Who's Bailing out Whom?
This esay first appeared at Agora Financial's Gold & Options Trader.
Dear Gold & Options reader,
This just in. I hope you are sitting down.
The news that should be driving gold prices to the moon is out! The Federal Reserve released its latest weekly monetary data after the market closed Thursday.
The Federal Reserve has just expanded its balance sheet more in one month than it has in almost all of its first 86 years of existence. I am not kidding. Its assets, which represent the cumulative reserves the Fed has "created," totaled less than $700 billion at the turn of the millennium and continued to expand by about $50 billion per year after that, up until this month. In September alone, reserve bank credit inflated by almost $600 billion. It is a record, and has already affected the monetary base.
The relevant factors of increase in the month include:
$30 billion through the primary credit facility
$12 billion in securities purchases (T-bills)
$147 billion in credit extended to primary dealers, including MER, MS and GS
$152 billion through its new asset-backed commercial paper "Money Market Mutual Fund Liquidity Facility"
$220 billion in purchases of "other assets," probably related to the currency swaps
$60 billion to "other credit extensions," which include the AIG stuff
$140 billion in "securities lent to dealers" (which is an off-balance sheet item).

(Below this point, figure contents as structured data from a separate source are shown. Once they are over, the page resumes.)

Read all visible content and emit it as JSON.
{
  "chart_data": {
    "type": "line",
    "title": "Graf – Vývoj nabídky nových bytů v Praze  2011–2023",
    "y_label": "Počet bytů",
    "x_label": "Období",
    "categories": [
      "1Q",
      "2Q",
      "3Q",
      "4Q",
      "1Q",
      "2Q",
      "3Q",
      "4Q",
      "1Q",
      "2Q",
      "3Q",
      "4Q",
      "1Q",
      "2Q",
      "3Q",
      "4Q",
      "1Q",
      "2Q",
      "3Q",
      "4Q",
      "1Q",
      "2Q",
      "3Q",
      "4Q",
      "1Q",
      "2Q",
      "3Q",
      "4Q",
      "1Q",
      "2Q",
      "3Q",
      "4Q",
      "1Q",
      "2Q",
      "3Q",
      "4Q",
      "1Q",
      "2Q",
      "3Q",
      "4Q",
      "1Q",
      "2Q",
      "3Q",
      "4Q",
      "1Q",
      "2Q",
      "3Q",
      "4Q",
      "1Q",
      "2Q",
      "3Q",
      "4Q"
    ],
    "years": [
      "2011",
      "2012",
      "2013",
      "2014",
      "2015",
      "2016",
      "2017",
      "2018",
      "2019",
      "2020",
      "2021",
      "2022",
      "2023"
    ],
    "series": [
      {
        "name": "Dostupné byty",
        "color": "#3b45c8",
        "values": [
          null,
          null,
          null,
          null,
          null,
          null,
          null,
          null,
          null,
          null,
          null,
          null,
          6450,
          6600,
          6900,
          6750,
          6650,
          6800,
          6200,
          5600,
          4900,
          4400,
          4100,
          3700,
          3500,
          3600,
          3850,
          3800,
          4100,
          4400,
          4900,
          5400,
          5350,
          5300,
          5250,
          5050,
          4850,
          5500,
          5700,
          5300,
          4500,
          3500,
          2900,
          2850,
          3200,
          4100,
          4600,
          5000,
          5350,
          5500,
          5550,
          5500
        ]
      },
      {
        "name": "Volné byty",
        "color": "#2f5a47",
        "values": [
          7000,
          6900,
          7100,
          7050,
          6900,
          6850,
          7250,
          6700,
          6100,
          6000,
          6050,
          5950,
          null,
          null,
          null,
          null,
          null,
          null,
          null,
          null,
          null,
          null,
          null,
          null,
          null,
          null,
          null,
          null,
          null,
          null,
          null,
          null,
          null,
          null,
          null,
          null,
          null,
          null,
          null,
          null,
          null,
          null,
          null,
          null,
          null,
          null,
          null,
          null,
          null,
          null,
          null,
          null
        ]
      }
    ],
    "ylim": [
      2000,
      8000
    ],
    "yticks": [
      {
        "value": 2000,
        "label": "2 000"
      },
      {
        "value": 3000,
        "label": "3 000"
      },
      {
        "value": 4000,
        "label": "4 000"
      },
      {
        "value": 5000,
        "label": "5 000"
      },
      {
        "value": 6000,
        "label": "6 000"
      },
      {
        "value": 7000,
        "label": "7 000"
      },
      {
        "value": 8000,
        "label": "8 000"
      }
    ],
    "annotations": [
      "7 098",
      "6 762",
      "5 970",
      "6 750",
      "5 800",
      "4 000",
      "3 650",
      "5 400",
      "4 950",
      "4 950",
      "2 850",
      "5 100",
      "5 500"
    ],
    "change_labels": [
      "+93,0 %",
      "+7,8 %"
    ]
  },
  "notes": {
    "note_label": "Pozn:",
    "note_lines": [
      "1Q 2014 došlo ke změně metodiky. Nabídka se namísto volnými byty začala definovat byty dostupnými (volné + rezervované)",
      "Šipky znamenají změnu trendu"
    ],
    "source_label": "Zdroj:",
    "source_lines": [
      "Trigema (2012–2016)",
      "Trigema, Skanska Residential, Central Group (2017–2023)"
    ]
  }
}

That adds up to roughly $621 billion (excluding the off-balance sheet item). Up until September, the Fed had been careful to sterilize its liquidity provisions by selling Treasuries, reverse repos or simply by lending its securities off balance sheet. So while it has extended credit since August 2007, it has not monetized much of the liquidity.
Besides, usually, other factors offset the Fed's injection of "liquidity," such as cash withdrawals from the banking system (represented by an increase in "currency in circulation") and other activities that may increase money flows back into the Fed... like the money raised by the Treasury for the Fed under its recently created "Supplementary Financing Program."
Since announcing this new program two weeks ago, the Fed has received about $350 billion from the Treasury. Additional factors of decrease include about $80 billion in deposits that came into the Fed during September via reverse repos and "other" deposits, a $26 billion decline in outstanding repos and about $4 billion in currency (cash) leaving the banking system. The NET factor of increase to reserve bank credit for the month of September was about $170 billion. That is money created out of thin air... unsterilized.
This number is unprecedented -- seriously -- in these here United States.
You can see this statistic in second chart at the top. Note the statistic "monthly changes in reserve balances with FR banks." This statistic measures the effects of Fed actions on reserves provided to the banking system. It is the net difference between factors supplying Fed funds and factors absorbing them. You can look at it like a measure of net money flows in and out of the Fed. It tells you whether the Fed is injecting unsterilized net liquidity, and how much.
Balance Sheet Shock
Note in the chart here how the composition of Federal Reserve assets has changed in just the last 12 months.
Historically, 75-80% of those assets consisted in Treasury securities.
That is because, traditionally, the Federal Reserve inflates by buying these securities in the open market, thereby increasing reserves in the banking system so that banks can create deposit money on top of that (and then Wall Street pyramids up too).
Now, you can see, the Fed has many windows open to it by which to inflate today. Indeed, in only eight months, the Fed's holdings of Treasuries have dropped to an unprecedented 31% of the Fed's assets. It gets worse.
As you can see in the graph below, the Federal Reserve has sold about $300 billion in Treasuries in order to fund its lending programs, leaving it with just under $500 billion worth.
However, since March, it has also swapped out about $270 billion of these securities through its off-balance sheet Term Securities Lending Facility (TSLF), leaving it only about $230 billion in wiggle room before it is forced to either collect (deflationary) or monetize the loans outstanding (inflationary).
That is, Treasury assets comprise just 16% of the Fed's balance sheet today, net of the TSLF.
That's astonishing. Indeed, it is probably why the Treasury is raising money, why it stopped selling its security holdings to sterilize its liquidity back in June and why the printing presses are on.
This news is very bullish for gold. It is one of the data points we were looking for to confirm our outlook. It is bullish for other commodities too. It may be bearish for the dollar, but only if other central banks hold back.
There's already talk of coordinated monetary policy actions and so on.
In the short term, the gold market is likely to key off the "bailout" and its impact on the stock market, which will hint to investors whether all is getting better. It likely will not, but it certainly is possible for Wall Street to bid up stock prices in response to this liquidity push too.
Consequently, it is difficult to predict gold's short-term response to this shock, but the market cannot ignore the fundamental effect of this crackup for long. This "liquidity" injection will ripple through the economy and dollar in the next few months and years in ways that not a single person can know.
The monthly money supply numbers probably do not come out for another week or so, but the early indications surely confirm what gold bugs could only surmise when they drove gold prices up to $910.
With interventions like this, we should get a few more $100-up days soon enough.